Kevin GarnettAprès Tim Duncan il y a un mois, c’est au tour de Kevin Garnett de fêter ses 40 ans. MVP en 2004 et champion NBA en 2008, celui qu’on surnommait « Da Kid » à Minnesota va réellement devenir adulte à Boston. Le « Big Ticket » gagnant pour un intérieur aussi agaçant qu’attachant.

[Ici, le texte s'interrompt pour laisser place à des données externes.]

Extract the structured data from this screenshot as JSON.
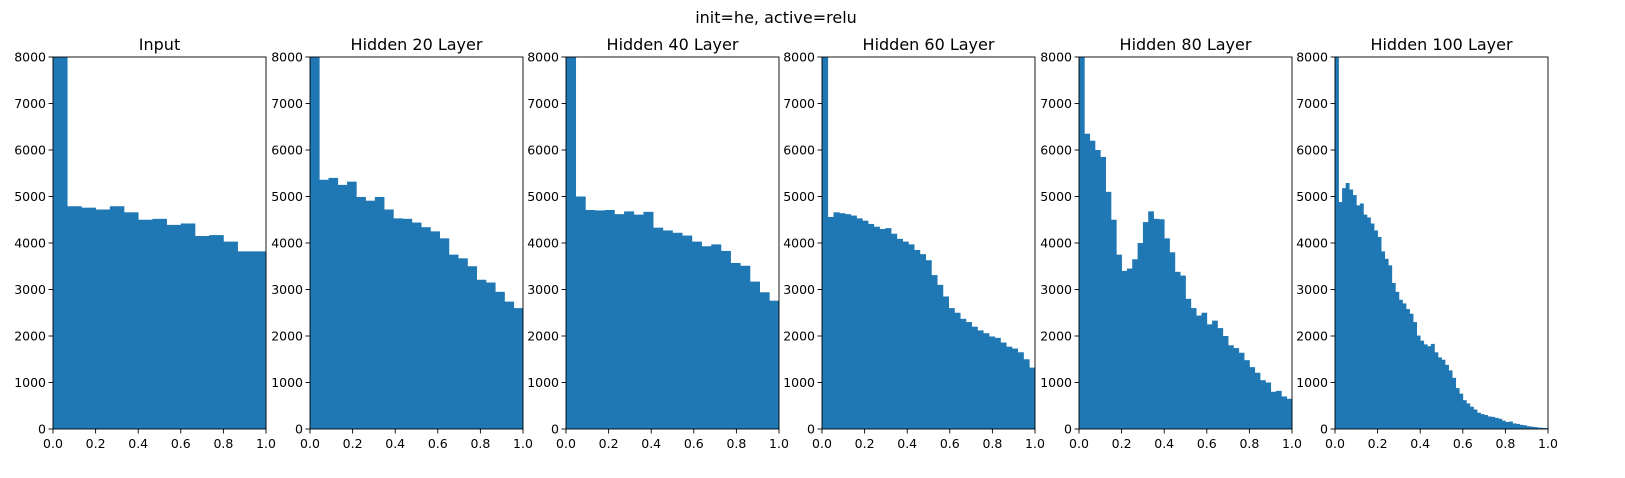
{
  "figure_title": "init=he, active=relu",
  "colors": {
    "bar": "#1f77b4",
    "axis": "#000000",
    "background": "#ffffff"
  },
  "chart_data": [
    {
      "type": "bar",
      "title": "Input",
      "xlim": [
        0,
        1
      ],
      "ylim": [
        0,
        8000
      ],
      "xticks": [
        "0.0",
        "0.2",
        "0.4",
        "0.6",
        "0.8",
        "1.0"
      ],
      "yticks": [
        "0",
        "1000",
        "2000",
        "3000",
        "4000",
        "5000",
        "6000",
        "7000",
        "8000"
      ],
      "bin_edges_start": 0,
      "bin_edges_end": 1,
      "values": [
        8000,
        4790,
        4760,
        4720,
        4790,
        4660,
        4500,
        4520,
        4390,
        4420,
        4150,
        4170,
        4030,
        3820,
        3820
      ]
    },
    {
      "type": "bar",
      "title": "Hidden 20 Layer",
      "xlim": [
        0,
        1
      ],
      "ylim": [
        0,
        8000
      ],
      "xticks": [
        "0.0",
        "0.2",
        "0.4",
        "0.6",
        "0.8",
        "1.0"
      ],
      "yticks": [
        "0",
        "1000",
        "2000",
        "3000",
        "4000",
        "5000",
        "6000",
        "7000",
        "8000"
      ],
      "bin_edges_start": 0,
      "bin_edges_end": 1,
      "values": [
        8000,
        5360,
        5400,
        5250,
        5320,
        4990,
        4910,
        4990,
        4720,
        4530,
        4520,
        4440,
        4340,
        4250,
        4100,
        3750,
        3670,
        3500,
        3210,
        3150,
        2950,
        2740,
        2600
      ]
    },
    {
      "type": "bar",
      "title": "Hidden 40 Layer",
      "xlim": [
        0,
        1
      ],
      "ylim": [
        0,
        8000
      ],
      "xticks": [
        "0.0",
        "0.2",
        "0.4",
        "0.6",
        "0.8",
        "1.0"
      ],
      "yticks": [
        "0",
        "1000",
        "2000",
        "3000",
        "4000",
        "5000",
        "6000",
        "7000",
        "8000"
      ],
      "bin_edges_start": 0,
      "bin_edges_end": 1,
      "values": [
        8000,
        5000,
        4710,
        4700,
        4710,
        4620,
        4680,
        4610,
        4670,
        4330,
        4270,
        4220,
        4160,
        4030,
        3930,
        3970,
        3830,
        3570,
        3510,
        3170,
        2940,
        2760
      ]
    },
    {
      "type": "bar",
      "title": "Hidden 60 Layer",
      "xlim": [
        0,
        1
      ],
      "ylim": [
        0,
        8000
      ],
      "xticks": [
        "0.0",
        "0.2",
        "0.4",
        "0.6",
        "0.8",
        "1.0"
      ],
      "yticks": [
        "0",
        "1000",
        "2000",
        "3000",
        "4000",
        "5000",
        "6000",
        "7000",
        "8000"
      ],
      "bin_edges_start": 0,
      "bin_edges_end": 1,
      "values": [
        8000,
        4560,
        4660,
        4640,
        4620,
        4590,
        4530,
        4480,
        4410,
        4350,
        4300,
        4320,
        4200,
        4090,
        4030,
        3970,
        3850,
        3760,
        3630,
        3310,
        3100,
        2850,
        2600,
        2500,
        2370,
        2300,
        2200,
        2120,
        2060,
        1990,
        1960,
        1860,
        1770,
        1730,
        1650,
        1500,
        1320
      ]
    },
    {
      "type": "bar",
      "title": "Hidden 80 Layer",
      "xlim": [
        0,
        1
      ],
      "ylim": [
        0,
        8000
      ],
      "xticks": [
        "0.0",
        "0.2",
        "0.4",
        "0.6",
        "0.8",
        "1.0"
      ],
      "yticks": [
        "0",
        "1000",
        "2000",
        "3000",
        "4000",
        "5000",
        "6000",
        "7000",
        "8000"
      ],
      "bin_edges_start": 0,
      "bin_edges_end": 1,
      "values": [
        8000,
        6350,
        6200,
        6000,
        5850,
        5100,
        4500,
        3750,
        3400,
        3450,
        3650,
        4000,
        4450,
        4680,
        4520,
        4510,
        4100,
        3800,
        3380,
        3300,
        2800,
        2600,
        2440,
        2500,
        2250,
        2330,
        2170,
        2000,
        1800,
        1740,
        1640,
        1480,
        1330,
        1210,
        1050,
        1000,
        800,
        820,
        700,
        650
      ]
    },
    {
      "type": "bar",
      "title": "Hidden 100 Layer",
      "xlim": [
        0,
        1
      ],
      "ylim": [
        0,
        8000
      ],
      "xticks": [
        "0.0",
        "0.2",
        "0.4",
        "0.6",
        "0.8",
        "1.0"
      ],
      "yticks": [
        "0",
        "1000",
        "2000",
        "3000",
        "4000",
        "5000",
        "6000",
        "7000",
        "8000"
      ],
      "bin_edges_start": 0,
      "bin_edges_end": 1,
      "values": [
        8000,
        4880,
        5180,
        5290,
        5150,
        5030,
        4810,
        4850,
        4610,
        4550,
        4420,
        4270,
        4130,
        3820,
        3660,
        3520,
        3140,
        2950,
        2780,
        2700,
        2580,
        2480,
        2300,
        2010,
        1900,
        1820,
        1780,
        1830,
        1650,
        1540,
        1490,
        1380,
        1260,
        1100,
        880,
        760,
        620,
        550,
        480,
        420,
        350,
        320,
        300,
        270,
        260,
        240,
        220,
        180,
        150,
        160,
        120,
        110,
        90,
        80,
        60,
        50,
        40,
        30,
        25,
        20
      ]
    }
  ]
}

« Da Kid » a grandi. Il lui fallait un trophée de MVP pour le prouver. Nous sommes en 2004. Eliminés sept fois de suite au 1er tour, les Timberwolves gagnent enfin une série de playoffs. Contre le Denver du rookie Carmelo Anthony. Bien soutenu par la paire Sam Cassell-Latrell Sprewell, Kevin Garnett entrevoit enfin la lumière au bout du tunnel, lui qui évolue depuis longtemps au niveau des MVP comme en témoigne régulièrement une 1ère place au classement de l’évaluation statistique. La fin d’un trou noir avec sept sorties de route prématurées en phase finale, mais aussi le décès de son ami et coéquipier Malik Sealy.

Cette année-là, le Minnesota de « KG » a même décroché la pole position dans la Conférence Ouest avec 58 victoires. Les spécialistes étaient déjà tentés de lui donner la sculpture une année auparavant, lorsqu’il déployait ses interminables tentacules dans toutes les raquettes du pays (23 pts, 13.4 rbds, 6 pds, 1.5 ct). Mieux classé avec San Antonio, Tim Duncan lui ravit le précieux sésame.

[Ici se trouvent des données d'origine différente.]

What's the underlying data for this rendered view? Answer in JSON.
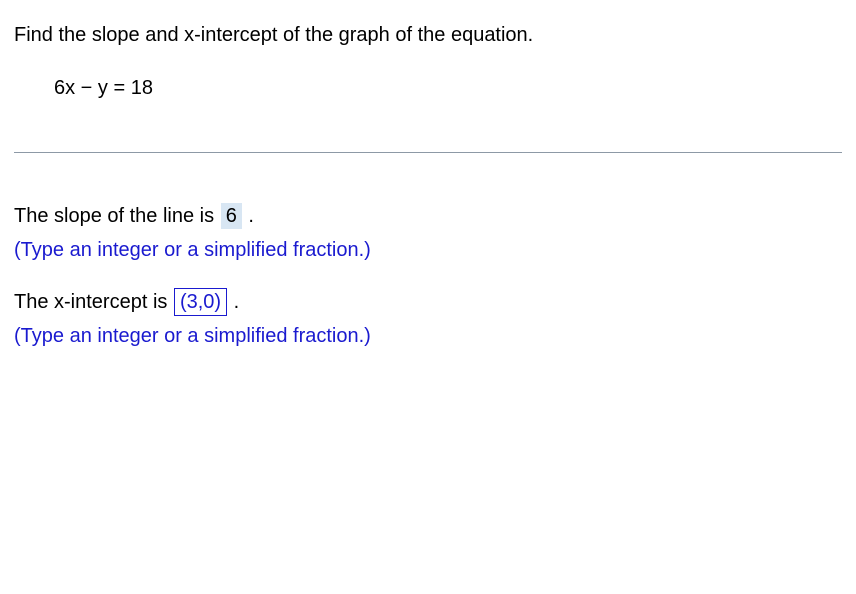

Il a révolutionné le poste d’ailier-fort

Duncan, l’antithèse parfaite. Un joueur lisse, archi-académique mais qui empile les titres comme il aligne les tirs avec la planche. Garnett, lui, mettra 13 ans à se départir d’une étiquette de loser. Très longtemps, on crut que cet « energizer » inépuisable et trash-talker invétéré finirait au cimetière des éléphants, coincé au panthéon des perdants magnifiques entre le mausolée de Charles Barkley et celui de Karl Malone. C’eut été une incroyable injustice.

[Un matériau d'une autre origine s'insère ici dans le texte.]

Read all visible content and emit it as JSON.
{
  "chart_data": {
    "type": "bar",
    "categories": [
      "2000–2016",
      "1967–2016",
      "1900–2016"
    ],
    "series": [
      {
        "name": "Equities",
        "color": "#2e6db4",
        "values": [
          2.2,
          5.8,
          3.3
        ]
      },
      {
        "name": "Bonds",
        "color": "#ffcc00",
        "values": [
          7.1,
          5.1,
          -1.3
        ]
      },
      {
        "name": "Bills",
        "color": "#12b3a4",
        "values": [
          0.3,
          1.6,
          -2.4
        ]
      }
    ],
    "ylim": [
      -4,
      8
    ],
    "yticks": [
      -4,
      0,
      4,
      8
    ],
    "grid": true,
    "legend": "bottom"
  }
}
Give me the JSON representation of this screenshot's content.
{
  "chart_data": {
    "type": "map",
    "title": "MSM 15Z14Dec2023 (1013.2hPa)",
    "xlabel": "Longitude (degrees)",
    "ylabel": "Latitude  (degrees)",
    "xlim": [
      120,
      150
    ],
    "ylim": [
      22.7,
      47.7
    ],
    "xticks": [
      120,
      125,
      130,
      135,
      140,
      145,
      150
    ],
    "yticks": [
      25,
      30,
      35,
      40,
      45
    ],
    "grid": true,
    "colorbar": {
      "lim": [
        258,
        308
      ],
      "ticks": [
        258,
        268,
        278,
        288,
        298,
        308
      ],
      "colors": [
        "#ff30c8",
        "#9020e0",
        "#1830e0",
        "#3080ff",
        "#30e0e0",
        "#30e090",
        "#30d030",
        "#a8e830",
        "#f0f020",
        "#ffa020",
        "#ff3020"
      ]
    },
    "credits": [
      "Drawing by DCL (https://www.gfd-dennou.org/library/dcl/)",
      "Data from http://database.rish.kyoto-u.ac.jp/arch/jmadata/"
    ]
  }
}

Du haut de ses 2,11 m, Kevin Garnett a complètement révolutionné le poste 4. Il incarne le joueur moderne, polyvalent au possible, capable de jouer et de défendre à tous les endroits du terrain. Avec deux maîtres mots : « intensité » et « exigence ». A l’entraînement comme en match, le « Big Ticket » fait preuve d’un engagement total, d’un professionnalisme aigu et d’une rigueur extrême. Ses stats en cette année 2004 ont encore progressé. Elles font peur et plaisir à la fois : 24.2 points, 13.9 rebonds (1er de la classe) et 5 passes par match. Y’a pas photo ! De quoi rejoindre Larry Bird dans le club très sélect des joueurs ayant réussi au moins 20 points, 10 rebonds et 5 passes de moyenne cinq saisons d’affilée.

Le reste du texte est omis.